A la fin de son récit de vie très prenant, Linda sait qu’elle a « brisé l’atavisme de la misère familiale, mais pas le silence qui unissait ma mère, mon père, mes frères et moi. On peut passer une vie ensemble, côté à côte, sans se dire l’essentiel ».
L’auteure n’a jamais rien laissé filtrer de son activité sur le trottoir, comme elle a toujours gardé sous silence l’agression sexuelle dont elle a été victime par le curé du village, l’année de sa communion. « Rien ne s’est passé. D’accord Paulette ? si tu parles, je t’accuserai de mentir », lui a froidement demandé l’homme d’église. « Il m’a fallu presque toute une vie pour en parler, je veux que la honte change de camp », prévient Linda/Paulette qui ne veut pas pardonner.

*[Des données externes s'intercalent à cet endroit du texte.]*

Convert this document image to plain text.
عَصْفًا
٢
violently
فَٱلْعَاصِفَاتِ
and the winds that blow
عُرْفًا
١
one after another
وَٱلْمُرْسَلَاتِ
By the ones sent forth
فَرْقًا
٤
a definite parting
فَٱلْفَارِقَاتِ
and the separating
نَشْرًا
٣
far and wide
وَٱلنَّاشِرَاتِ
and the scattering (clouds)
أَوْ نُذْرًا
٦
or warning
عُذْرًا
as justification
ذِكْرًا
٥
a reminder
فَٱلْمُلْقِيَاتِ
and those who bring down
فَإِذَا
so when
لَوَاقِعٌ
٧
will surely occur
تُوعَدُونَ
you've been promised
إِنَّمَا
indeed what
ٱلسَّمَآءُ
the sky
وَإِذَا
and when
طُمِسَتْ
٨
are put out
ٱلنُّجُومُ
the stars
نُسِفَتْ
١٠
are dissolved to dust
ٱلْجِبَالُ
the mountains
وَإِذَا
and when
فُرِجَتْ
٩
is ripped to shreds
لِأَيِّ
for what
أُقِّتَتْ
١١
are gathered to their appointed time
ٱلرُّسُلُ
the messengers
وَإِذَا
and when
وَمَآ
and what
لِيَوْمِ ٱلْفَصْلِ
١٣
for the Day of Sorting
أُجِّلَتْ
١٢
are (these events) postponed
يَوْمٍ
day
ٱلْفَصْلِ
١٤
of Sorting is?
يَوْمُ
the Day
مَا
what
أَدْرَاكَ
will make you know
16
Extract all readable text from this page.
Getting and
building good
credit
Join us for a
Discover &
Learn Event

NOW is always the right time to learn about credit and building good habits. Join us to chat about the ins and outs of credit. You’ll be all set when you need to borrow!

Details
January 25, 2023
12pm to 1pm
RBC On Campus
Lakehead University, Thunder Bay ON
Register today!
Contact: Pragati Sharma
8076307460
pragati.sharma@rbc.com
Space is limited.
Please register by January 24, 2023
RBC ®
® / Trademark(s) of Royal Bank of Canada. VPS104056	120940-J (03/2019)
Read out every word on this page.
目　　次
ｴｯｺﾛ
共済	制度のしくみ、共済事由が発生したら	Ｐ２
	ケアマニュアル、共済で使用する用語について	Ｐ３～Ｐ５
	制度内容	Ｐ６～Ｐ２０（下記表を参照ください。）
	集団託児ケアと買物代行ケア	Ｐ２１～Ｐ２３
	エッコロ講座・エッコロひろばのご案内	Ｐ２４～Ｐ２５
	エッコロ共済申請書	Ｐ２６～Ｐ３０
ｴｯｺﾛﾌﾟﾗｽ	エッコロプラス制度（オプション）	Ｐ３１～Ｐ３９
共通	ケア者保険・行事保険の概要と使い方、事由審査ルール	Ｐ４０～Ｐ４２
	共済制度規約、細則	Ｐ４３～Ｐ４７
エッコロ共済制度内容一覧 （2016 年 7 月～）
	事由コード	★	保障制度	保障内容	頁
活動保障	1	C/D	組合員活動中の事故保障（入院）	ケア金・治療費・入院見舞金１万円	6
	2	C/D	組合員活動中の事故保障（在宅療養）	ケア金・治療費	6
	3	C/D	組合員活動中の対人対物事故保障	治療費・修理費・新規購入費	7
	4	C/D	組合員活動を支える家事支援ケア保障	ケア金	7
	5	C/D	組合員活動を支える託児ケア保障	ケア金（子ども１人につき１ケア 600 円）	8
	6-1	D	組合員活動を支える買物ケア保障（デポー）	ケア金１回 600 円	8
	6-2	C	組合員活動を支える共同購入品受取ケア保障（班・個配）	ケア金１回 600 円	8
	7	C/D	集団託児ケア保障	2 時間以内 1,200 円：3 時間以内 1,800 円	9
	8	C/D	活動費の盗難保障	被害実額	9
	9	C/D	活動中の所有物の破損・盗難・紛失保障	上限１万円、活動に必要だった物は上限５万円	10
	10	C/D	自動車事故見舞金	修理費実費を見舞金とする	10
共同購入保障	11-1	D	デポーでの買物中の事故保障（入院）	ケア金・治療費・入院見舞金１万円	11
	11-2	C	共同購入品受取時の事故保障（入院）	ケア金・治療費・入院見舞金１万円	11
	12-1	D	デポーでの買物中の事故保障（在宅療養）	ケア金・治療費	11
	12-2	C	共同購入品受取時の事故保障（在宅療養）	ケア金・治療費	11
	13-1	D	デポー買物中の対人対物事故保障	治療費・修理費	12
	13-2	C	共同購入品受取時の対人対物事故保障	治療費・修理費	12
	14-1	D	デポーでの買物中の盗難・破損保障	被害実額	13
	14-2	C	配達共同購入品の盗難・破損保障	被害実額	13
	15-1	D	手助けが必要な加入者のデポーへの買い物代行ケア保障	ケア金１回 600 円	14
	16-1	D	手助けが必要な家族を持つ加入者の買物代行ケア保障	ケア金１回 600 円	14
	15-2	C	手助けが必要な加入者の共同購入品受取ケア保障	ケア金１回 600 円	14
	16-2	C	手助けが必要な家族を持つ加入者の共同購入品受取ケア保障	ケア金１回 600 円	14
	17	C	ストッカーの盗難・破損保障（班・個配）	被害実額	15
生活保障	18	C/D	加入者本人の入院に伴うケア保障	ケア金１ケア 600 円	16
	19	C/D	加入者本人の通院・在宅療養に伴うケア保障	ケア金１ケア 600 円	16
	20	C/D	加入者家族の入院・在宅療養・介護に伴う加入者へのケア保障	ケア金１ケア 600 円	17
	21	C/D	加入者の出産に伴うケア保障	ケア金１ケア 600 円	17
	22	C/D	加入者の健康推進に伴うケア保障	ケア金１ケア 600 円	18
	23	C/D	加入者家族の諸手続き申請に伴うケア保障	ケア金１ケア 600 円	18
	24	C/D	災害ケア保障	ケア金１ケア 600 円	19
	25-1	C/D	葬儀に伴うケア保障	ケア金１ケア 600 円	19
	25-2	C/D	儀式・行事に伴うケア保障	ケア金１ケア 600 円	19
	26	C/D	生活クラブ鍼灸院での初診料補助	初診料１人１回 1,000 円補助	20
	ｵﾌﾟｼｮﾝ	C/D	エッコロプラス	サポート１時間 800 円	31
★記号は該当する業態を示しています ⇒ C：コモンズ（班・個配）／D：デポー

A la fin de son récit, elle s’adresse aux « occasionnelles », « les jeunes filles qui se prostituent sur internet, convaincues que c’est de l’argent facile. A ces jeunes femmes aveuglées, j’aimerais dire que si c’était à refaire, jamais je ne quitterais l’usine et Givet (NDLR : la ville de son enfance). « Vendre son corps, c’est prendre le risque d’ouvrir une plaie qui ne se referme jamais ».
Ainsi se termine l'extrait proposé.